The "We Are Not Trayvon" tumblr has a point, which is to remind us of white privilege. It's an important, and subtle concept. White privilege is not, as New York Times reviewer Jon Caramanica described it recently, "the belief in the normative nature of whiteness." It is not a belief at all, but instead has to do with the concrete ways in which society treats human beings differently on the basis of their race. Privilege manifests itself in whether or not you are safe from violence or protected in your perpetration of it. Whether you will be viewed with suspicion or with sympathy, irrespective of what you have done. Whether your professed fears will count as exonerating evidence in a murder trial, because they are accepted as a legitimate version of reality, or whether they will count as evidence of your complicity in your own death.

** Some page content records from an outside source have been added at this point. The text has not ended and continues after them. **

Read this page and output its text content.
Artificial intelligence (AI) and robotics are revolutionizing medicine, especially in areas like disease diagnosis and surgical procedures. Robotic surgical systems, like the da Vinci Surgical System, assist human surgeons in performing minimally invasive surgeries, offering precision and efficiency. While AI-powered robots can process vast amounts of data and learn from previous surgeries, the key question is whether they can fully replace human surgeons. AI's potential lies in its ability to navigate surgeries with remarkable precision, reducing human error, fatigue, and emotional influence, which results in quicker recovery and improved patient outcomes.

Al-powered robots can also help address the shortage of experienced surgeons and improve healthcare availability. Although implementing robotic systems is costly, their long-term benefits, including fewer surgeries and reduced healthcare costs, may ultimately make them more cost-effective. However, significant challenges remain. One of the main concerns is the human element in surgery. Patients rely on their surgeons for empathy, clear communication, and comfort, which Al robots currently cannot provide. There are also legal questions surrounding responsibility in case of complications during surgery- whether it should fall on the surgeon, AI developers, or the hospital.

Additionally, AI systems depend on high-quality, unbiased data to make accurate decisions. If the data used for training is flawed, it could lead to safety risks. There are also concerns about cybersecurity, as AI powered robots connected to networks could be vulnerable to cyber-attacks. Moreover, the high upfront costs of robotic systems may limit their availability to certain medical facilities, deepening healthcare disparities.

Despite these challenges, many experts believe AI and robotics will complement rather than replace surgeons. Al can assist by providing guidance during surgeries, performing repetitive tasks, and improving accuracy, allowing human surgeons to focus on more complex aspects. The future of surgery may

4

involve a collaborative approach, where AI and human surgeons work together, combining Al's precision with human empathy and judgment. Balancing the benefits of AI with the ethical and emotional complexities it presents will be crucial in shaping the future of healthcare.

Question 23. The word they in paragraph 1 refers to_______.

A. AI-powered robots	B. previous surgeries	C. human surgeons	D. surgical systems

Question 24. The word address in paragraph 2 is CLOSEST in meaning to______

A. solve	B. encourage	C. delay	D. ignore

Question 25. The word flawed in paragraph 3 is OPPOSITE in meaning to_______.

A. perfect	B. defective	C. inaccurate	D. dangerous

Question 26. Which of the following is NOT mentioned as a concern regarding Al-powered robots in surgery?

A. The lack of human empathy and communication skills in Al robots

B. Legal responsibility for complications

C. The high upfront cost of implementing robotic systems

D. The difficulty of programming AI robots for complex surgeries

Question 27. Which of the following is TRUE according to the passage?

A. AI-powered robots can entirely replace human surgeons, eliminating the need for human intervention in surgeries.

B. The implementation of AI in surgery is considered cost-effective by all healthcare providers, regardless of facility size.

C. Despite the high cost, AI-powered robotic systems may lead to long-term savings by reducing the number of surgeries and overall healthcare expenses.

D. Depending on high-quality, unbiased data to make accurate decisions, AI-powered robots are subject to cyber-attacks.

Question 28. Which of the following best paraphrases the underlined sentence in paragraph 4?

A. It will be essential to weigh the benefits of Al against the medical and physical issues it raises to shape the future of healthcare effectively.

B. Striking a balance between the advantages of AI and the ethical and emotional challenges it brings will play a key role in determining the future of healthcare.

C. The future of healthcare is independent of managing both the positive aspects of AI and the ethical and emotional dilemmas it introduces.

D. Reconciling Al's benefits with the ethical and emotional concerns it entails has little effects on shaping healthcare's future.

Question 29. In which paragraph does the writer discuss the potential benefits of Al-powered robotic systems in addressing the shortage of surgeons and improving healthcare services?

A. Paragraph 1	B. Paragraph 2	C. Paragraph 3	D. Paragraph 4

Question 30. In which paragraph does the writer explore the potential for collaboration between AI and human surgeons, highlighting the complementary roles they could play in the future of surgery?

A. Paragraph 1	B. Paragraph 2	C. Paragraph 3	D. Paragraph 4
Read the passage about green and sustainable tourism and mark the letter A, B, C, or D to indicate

In other words, white privilege is part of the functioning of racism, which is not primarily a psychological phenomenon (like a virus that infects the soul), but the actual subjugation of human beings through legible structures of domination, including a criminal justice system whose main purpose is to protect white property and criminalize black men.
It is because those structures of domination are indeed legible that we need not spend so much time hand-wringing over the status of uttering "I am Trayvon Martin." In fact, doing so is part of a very disturbing personalization and psychologization of politics in the wake of post-modernism. This is what keeps us dwelling anxiously over whether identifying with Trayvon exculpates us or only make us guiltier. Keeps us focused on noting whether white privilege and white supremacy subjugate us or work for our own benefit. Keeps us vacillating between effacing all difference and constantly upholding it.
The problem with these kinds of vacillations is that they completely erase the most important political concept there is: solidarity. Solidarity is not based on sameness of racial identity or of lived experience. Nor is it a kind of sympathy that reaches across difference. Instead, solidarity is just a sheer determination to struggle together. It is a commitment to work collectively to overturn the structures and institutions of racism, in the recognition that, while white supremacy may not victimize us all, it is only yet another instrument of arbitrary division and domination, and to pretend that one person cannot be motivated to action by the injustices visited upon another plays directly into its hands.